Abstract

Thallium-dipyridamole imaging is a very sensitive test for predicting cardiac events after noncardiac surgery, but it lacks specificity. To improve specificity, a semiquantitative scoring system was developed that combined dipyridamole-induced reversible left ventricular dilatation with scintigraphic indexes for severity and extent of reversible perfusion defects. Using this scoring system, patients were classified into low, intermediate and high risk subgroups. Thallium-dipyridamole imaging was performed in 66 patients before major general and vascular surgery. Thirty-nine patients classified as low risk (30 with normal scans and 9 with fixed defects) underwent surgery uneventfully.

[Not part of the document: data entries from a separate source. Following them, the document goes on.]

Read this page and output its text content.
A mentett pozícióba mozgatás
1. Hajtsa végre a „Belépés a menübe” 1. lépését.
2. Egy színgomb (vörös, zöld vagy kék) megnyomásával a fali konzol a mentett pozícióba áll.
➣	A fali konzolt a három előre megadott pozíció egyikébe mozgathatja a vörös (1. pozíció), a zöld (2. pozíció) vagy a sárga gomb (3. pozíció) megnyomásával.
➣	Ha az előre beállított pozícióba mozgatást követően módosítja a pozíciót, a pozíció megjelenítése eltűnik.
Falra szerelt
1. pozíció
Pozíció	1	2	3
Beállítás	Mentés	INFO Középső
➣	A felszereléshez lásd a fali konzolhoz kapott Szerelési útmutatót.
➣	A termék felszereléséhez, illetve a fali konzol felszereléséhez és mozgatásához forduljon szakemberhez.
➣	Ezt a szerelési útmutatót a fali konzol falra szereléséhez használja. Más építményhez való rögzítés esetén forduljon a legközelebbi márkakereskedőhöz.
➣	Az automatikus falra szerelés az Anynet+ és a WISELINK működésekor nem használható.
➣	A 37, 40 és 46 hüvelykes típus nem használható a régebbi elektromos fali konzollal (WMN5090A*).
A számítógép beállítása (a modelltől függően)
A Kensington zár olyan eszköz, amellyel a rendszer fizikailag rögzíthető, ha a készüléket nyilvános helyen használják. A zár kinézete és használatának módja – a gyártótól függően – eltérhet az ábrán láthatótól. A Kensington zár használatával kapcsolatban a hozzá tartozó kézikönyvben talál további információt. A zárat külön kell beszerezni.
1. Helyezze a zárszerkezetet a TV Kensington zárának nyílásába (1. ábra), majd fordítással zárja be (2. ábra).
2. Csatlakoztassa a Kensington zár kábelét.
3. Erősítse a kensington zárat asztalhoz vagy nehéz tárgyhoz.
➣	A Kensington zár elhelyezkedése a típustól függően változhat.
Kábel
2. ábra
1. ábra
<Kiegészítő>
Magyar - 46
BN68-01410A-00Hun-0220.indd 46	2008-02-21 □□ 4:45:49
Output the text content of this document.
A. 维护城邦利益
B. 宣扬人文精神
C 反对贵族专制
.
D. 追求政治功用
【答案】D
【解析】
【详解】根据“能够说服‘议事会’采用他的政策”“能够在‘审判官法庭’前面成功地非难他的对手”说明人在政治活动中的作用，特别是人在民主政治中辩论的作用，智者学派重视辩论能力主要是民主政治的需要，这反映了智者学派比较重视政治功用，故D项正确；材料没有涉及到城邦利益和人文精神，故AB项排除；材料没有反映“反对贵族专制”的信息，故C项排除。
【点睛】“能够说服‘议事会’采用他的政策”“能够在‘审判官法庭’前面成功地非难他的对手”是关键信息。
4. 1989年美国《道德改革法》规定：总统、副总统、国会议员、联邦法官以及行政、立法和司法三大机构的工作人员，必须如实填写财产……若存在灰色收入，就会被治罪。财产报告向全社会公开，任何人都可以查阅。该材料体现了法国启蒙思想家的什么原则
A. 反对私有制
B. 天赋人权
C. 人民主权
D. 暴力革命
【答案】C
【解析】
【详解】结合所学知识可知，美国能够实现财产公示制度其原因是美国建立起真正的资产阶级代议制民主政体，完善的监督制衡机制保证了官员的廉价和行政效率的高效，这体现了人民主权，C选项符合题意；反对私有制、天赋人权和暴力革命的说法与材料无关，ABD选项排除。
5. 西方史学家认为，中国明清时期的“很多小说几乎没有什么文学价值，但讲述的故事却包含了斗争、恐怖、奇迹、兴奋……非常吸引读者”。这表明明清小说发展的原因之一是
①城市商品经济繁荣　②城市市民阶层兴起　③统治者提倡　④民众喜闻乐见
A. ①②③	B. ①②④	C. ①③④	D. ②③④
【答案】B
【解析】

Surgery was cancelled in 6 patients with extensive thallium redistribution and coronary angiography was performed because of severe coronary artery disease in 5 and idiopathic dilated cardiomyopathy in 1. In the remaining 21 patients with thallium redistribution, a positive statistical correlation (p = 0.001) between scintigraphic indexes of severity and extent, and cardiac events was noted. Using cutoff values for the scintigraphic indexes, patients with reversible defects could be classified into intermediate and high risk subgroups. Only 1 of 11 patients at intermediate risk developed a complication, whereas 8 of 10 patients at high risk had a postoperative event (7 deaths and 1 myocardial infarction). Thus, using scintigraphic indexes for severity and extent, patients with reversible defects can be stratified into an intermediate risk subgroup that can safely undergo surgery and a high risk subgroup that requires coronary angiography.